About four months ago, I was chatting with the young woman cutting my hair and I asked her how she got into the hair business. She told me she was tired of her previous job working at a firm that matched their clients with in-house ghostwriters. We all know the dirty secret of political memoirs or when Nicole Richie chooses to pen a novel––ghostwriters. According to Merriam Webster, the term was first used in 1927 but history tells us that the concept pre-dates that.
intransitive verb: to write for and in the name of another
transitive verb: to write (as a speech) for another who is the presumed author
I found our chat to be super fascinating. She didn’t name names about specific clients, but she shared anecdotes of tumultuous relationships between the pseudo-famous clients and the poor writers that had been assigned to them. The whole business seemed sleazy and I could see how she chose to leave the biz and try her hand at hair.

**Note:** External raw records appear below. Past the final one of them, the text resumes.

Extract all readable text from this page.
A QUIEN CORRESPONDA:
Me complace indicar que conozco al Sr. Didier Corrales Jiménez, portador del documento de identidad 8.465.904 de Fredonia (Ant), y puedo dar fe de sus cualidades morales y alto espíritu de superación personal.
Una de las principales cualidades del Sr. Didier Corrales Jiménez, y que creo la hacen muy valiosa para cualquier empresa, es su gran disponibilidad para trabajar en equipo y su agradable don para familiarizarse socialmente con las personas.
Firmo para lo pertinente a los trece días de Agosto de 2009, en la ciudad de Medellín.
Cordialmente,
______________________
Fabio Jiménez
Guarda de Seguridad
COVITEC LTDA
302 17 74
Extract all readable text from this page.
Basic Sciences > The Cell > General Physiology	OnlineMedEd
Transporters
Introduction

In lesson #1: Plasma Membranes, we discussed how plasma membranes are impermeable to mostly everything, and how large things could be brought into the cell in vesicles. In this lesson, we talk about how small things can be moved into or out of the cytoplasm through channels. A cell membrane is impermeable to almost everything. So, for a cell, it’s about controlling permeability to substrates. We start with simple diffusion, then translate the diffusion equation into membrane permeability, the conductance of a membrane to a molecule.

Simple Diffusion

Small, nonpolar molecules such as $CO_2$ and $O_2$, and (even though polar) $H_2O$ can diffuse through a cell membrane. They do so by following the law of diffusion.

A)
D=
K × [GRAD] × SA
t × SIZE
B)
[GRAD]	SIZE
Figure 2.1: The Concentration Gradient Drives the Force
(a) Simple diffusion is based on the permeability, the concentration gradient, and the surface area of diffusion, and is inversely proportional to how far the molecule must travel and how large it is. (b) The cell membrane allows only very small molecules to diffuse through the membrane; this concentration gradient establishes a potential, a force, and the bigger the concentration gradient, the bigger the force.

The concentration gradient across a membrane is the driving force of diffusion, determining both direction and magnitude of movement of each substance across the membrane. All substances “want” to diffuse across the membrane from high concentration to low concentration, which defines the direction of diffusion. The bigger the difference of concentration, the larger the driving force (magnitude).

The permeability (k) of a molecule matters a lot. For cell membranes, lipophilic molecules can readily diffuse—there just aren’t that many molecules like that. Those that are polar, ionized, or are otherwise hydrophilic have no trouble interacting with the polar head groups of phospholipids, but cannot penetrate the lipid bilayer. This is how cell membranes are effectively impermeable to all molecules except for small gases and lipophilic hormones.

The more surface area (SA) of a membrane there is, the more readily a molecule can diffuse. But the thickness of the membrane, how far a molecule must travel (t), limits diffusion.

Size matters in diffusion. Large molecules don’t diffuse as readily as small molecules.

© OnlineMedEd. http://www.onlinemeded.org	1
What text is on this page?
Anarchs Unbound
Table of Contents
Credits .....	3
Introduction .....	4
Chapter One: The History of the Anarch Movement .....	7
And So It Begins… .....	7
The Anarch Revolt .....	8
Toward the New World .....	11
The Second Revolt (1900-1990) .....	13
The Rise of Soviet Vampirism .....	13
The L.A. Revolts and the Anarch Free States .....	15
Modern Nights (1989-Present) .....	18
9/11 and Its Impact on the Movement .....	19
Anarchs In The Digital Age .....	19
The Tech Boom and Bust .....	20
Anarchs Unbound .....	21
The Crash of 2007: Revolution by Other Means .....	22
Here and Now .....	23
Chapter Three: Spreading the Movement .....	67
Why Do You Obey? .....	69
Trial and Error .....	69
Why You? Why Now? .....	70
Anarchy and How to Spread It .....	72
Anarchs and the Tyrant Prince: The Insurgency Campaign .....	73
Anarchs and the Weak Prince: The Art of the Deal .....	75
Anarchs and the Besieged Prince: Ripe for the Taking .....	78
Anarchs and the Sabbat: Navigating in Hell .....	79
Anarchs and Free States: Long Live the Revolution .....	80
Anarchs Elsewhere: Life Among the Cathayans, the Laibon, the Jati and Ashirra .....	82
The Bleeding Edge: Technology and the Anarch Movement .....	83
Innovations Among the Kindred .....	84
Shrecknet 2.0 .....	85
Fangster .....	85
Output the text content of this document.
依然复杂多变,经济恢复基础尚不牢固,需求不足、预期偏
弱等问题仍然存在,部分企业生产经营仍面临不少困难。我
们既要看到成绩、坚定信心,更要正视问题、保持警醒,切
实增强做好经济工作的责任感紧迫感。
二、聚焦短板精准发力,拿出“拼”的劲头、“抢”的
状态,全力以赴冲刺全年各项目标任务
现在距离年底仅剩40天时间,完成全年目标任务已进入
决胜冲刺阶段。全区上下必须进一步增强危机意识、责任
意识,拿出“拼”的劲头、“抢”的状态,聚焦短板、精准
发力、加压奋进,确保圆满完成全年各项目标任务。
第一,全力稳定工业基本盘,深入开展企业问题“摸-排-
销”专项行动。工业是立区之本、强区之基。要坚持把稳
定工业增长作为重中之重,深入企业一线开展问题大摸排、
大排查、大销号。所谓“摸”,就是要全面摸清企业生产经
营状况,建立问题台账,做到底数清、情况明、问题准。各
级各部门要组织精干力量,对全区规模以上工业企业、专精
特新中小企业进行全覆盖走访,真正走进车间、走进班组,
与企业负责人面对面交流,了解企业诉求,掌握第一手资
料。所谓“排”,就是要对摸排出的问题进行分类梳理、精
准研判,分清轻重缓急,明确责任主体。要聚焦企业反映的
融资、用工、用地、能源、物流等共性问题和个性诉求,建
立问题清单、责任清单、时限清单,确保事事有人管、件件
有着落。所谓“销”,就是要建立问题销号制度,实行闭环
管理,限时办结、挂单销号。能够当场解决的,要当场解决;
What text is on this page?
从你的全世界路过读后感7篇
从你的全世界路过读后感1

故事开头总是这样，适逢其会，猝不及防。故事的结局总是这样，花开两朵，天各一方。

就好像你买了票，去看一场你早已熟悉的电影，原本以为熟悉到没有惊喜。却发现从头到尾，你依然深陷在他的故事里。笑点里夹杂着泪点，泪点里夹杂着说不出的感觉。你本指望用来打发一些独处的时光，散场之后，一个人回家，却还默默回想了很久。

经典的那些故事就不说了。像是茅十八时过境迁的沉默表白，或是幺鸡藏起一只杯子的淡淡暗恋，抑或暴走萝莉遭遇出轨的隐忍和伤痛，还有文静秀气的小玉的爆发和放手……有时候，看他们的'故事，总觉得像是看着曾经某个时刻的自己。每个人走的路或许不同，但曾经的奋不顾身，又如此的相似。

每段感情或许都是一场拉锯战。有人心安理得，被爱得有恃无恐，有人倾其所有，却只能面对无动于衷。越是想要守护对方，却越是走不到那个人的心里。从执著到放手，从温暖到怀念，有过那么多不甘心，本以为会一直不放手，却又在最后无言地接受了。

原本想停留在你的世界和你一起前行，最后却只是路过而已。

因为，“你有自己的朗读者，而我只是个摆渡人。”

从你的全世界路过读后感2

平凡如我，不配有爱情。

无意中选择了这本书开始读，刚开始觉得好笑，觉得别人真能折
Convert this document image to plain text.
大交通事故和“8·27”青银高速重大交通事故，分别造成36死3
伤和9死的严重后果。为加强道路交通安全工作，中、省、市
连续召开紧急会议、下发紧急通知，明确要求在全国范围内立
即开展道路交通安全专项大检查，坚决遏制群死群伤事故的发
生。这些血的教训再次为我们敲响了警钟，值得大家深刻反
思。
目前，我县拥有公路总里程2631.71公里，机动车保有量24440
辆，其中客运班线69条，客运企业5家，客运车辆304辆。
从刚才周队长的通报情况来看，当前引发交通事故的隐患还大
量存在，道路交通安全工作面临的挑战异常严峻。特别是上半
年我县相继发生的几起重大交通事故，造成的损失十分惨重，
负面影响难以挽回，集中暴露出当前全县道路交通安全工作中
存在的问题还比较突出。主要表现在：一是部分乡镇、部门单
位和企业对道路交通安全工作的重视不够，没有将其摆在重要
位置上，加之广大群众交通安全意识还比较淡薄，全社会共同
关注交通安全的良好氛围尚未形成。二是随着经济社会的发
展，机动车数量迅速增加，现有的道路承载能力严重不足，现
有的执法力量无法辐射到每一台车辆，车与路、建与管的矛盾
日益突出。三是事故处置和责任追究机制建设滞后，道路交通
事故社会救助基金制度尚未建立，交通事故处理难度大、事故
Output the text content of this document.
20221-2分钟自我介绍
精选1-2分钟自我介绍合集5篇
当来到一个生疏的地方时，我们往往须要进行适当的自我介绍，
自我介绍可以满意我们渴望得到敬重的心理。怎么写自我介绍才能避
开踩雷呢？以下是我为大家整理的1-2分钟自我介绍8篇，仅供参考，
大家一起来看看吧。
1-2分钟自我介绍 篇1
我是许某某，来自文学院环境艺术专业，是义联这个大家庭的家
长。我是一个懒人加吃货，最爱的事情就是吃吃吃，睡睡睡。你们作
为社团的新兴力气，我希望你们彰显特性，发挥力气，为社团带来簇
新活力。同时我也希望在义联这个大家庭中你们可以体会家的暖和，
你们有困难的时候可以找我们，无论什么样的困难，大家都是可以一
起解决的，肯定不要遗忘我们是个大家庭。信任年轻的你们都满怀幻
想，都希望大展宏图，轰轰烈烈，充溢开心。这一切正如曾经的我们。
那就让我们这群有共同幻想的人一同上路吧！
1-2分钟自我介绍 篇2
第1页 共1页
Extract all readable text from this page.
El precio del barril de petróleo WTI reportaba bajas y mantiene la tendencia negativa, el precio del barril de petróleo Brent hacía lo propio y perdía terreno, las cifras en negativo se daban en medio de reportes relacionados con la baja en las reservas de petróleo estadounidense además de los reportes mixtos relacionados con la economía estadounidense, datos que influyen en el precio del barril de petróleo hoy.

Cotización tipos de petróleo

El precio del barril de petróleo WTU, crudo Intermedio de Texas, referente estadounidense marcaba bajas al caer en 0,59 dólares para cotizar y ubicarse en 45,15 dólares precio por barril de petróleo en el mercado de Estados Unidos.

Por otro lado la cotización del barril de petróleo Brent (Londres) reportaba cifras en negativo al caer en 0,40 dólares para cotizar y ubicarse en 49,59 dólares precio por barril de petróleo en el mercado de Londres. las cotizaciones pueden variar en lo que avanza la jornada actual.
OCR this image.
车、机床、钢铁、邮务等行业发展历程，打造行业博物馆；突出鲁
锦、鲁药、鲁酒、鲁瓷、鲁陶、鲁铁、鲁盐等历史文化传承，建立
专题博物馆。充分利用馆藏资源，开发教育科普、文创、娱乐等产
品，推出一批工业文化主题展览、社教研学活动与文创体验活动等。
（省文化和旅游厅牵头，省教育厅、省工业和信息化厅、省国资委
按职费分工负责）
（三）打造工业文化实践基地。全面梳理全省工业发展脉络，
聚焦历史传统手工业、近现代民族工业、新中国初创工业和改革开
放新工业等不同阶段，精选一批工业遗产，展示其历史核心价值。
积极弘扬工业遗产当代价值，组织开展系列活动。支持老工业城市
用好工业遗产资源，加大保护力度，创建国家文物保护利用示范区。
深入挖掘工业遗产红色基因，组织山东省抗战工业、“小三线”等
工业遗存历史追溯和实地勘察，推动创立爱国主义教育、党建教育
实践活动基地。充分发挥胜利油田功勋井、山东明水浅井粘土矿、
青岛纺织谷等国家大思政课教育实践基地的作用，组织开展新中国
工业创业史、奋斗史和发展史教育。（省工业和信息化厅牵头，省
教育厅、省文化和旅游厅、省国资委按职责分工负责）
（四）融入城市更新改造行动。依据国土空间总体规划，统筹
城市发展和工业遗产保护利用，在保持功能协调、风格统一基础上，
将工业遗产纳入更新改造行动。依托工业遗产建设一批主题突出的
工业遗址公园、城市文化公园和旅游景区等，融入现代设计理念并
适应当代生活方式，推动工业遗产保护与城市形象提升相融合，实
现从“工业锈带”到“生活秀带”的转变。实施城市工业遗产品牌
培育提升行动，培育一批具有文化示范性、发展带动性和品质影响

Recently, I had been thinking of ghostwriters because a fellow writerly friend had been assigned to review Newt Gingrich’s Gettysburg: A Novel of the Civil War. He was understandably skeptical but ultimately enjoyed it. Newt shares the front cover with his co-writer, William R. Forstchen. I’m definitely not the first person in line to defend Gingrich, but I feel that his method was much more reasonable than slapping just his own name on the final product. At least, there is an image of co-authorship and a team effort.
The way the woman at the salon described her former profession was in my shadier terms–one person taking ownership of another’s work by producing a non-disclosure agreement and a modest payola. This whole business conjures up images of unscrupulous dealings and unethical behavior (maybe a bit of a stretch but still).
But in the grander scheme of things, do we ever criticize a politician for using a speech writer or do we poo-poo an unfunny and stilted Oscar presenter for their pre-scripted lines? The answer is no, but I can’t seem to shake this feeling of intellectual inauthenticity.